Thursday, September 10, 2015

DEAR WRITERS: Archery

I have been the worst blogger ever lately... LIKE EVER!!!  I have finally got back into my school routine (and getting up early *headdesk*).  So, after almost two months of no posts, I have some advice for writers.



You know those times when you are reading a book (or watching a movie), and you think to yourself, or scream at the book, THAT. IS. UNREALISTIC.  Like a guy falls off a cliff and miraculous gets up and walks away without a scratch or broken bone.  I mean, really?

Now, let's talk about archery in stories.  I love to write and read stories about a heroine who shoots archery.  I can relate to them really well, I am an archer myself, and it gives them a kind of self-defense.

1. Archery takes practice... A ton of practice.  No one can just pick up a bow and expect to shoot someone or something with accuracy.  It just isn't that simple.  First of all, your character has to be pretty strong.  I have to pull about 40 pounds every time I shoot.  No one can just pick up a bow and pull back that much weight right off the bat.

Also, consistent form is one of the most important things to archery.  It is probably the hardest as well.  When your character pulls back the bow string, it must "anchor" at the same point on your face every time they shoot, otherwise the arrow will not hit where you are aiming.

2. Shooting a bow can be tiring.  Eventually, no matter how strong you are, archery will get tiring.  Shooting for a long time get very exhausting, and you start to get less accurate.  Your arms begin to shake much more. 

3. Holding the bow string back for a long period of time is unrealistic.  Especially with a traditional bow, it is very difficult to hold the string back for very long.  I would say for a traditional, 10-15 seconds is the maximum.  If it is much longer than that, you will most likely miss.

4. Shooting much farther than 30 yards accurately with a traditional bow is very difficult.  Make sure that your characters aren't shooting really far.  Otherwise, they will likely miss their target. 

5. Moving targets are much harder to hit.  So, next time your character is shooting at a galloping horsemen, think twice about where they will hit the target.
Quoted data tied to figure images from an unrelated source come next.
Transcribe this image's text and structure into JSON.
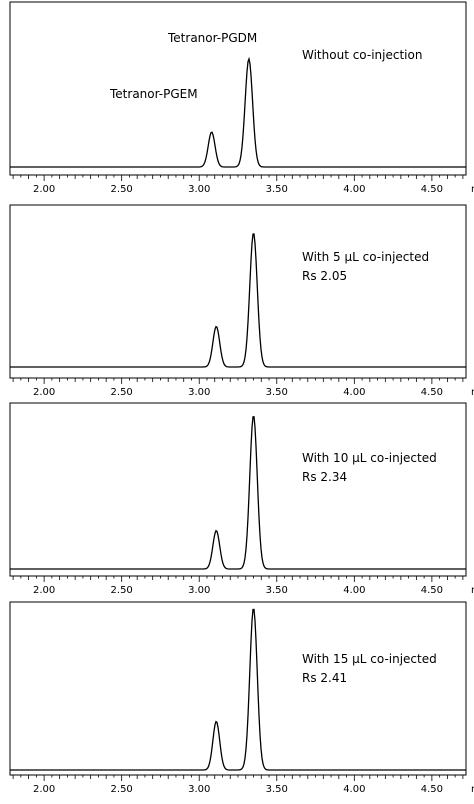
{
  "chart_data": [
    {
      "type": "line",
      "x_unit": "min",
      "xlim": [
        1.78,
        4.72
      ],
      "x_ticks": [
        "2.00",
        "2.50",
        "3.00",
        "3.50",
        "4.00",
        "4.50"
      ],
      "annotations": [
        "Tetranor-PGEM",
        "Tetranor-PGDM",
        "Without co-injection"
      ],
      "peaks": [
        {
          "label": "Tetranor-PGEM",
          "x": 3.08,
          "height": 0.22
        },
        {
          "label": "Tetranor-PGDM",
          "x": 3.32,
          "height": 0.68
        }
      ]
    },
    {
      "type": "line",
      "x_unit": "min",
      "xlim": [
        1.78,
        4.72
      ],
      "x_ticks": [
        "2.00",
        "2.50",
        "3.00",
        "3.50",
        "4.00",
        "4.50"
      ],
      "annotations": [
        "With 5 µL co-injected",
        "Rs 2.05"
      ],
      "peaks": [
        {
          "x": 3.11,
          "height": 0.26
        },
        {
          "x": 3.35,
          "height": 0.86
        }
      ]
    },
    {
      "type": "line",
      "x_unit": "min",
      "xlim": [
        1.78,
        4.72
      ],
      "x_ticks": [
        "2.00",
        "2.50",
        "3.00",
        "3.50",
        "4.00",
        "4.50"
      ],
      "annotations": [
        "With 10 µL co-injected",
        "Rs 2.34"
      ],
      "peaks": [
        {
          "x": 3.11,
          "height": 0.24
        },
        {
          "x": 3.35,
          "height": 0.96
        }
      ]
    },
    {
      "type": "line",
      "x_unit": "min",
      "xlim": [
        1.78,
        4.72
      ],
      "x_ticks": [
        "2.00",
        "2.50",
        "3.00",
        "3.50",
        "4.00",
        "4.50"
      ],
      "annotations": [
        "With 15 µL co-injected",
        "Rs 2.41"
      ],
      "peaks": [
        {
          "x": 3.11,
          "height": 0.3
        },
        {
          "x": 3.35,
          "height": 1.0
        }
      ]
    }
  ]
}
6. Once in a while, have your archers miss or run out of arrows.  A perfect shooter in a story is completely unrealistic.  They need to miss once in a while, or at least hit where they weren't aiming.  Also, their quiver doesn't miraculously make arrows reappear in the quiver. 

One more thing I would like to note before I wrap up this post.  When shooting traditional, you pull and release the string with your fingers.  If you use your bare fingers, they will become soar and get blisters.  Many traditional archers use a piece of leather that wraps around their shooting fingers for protection.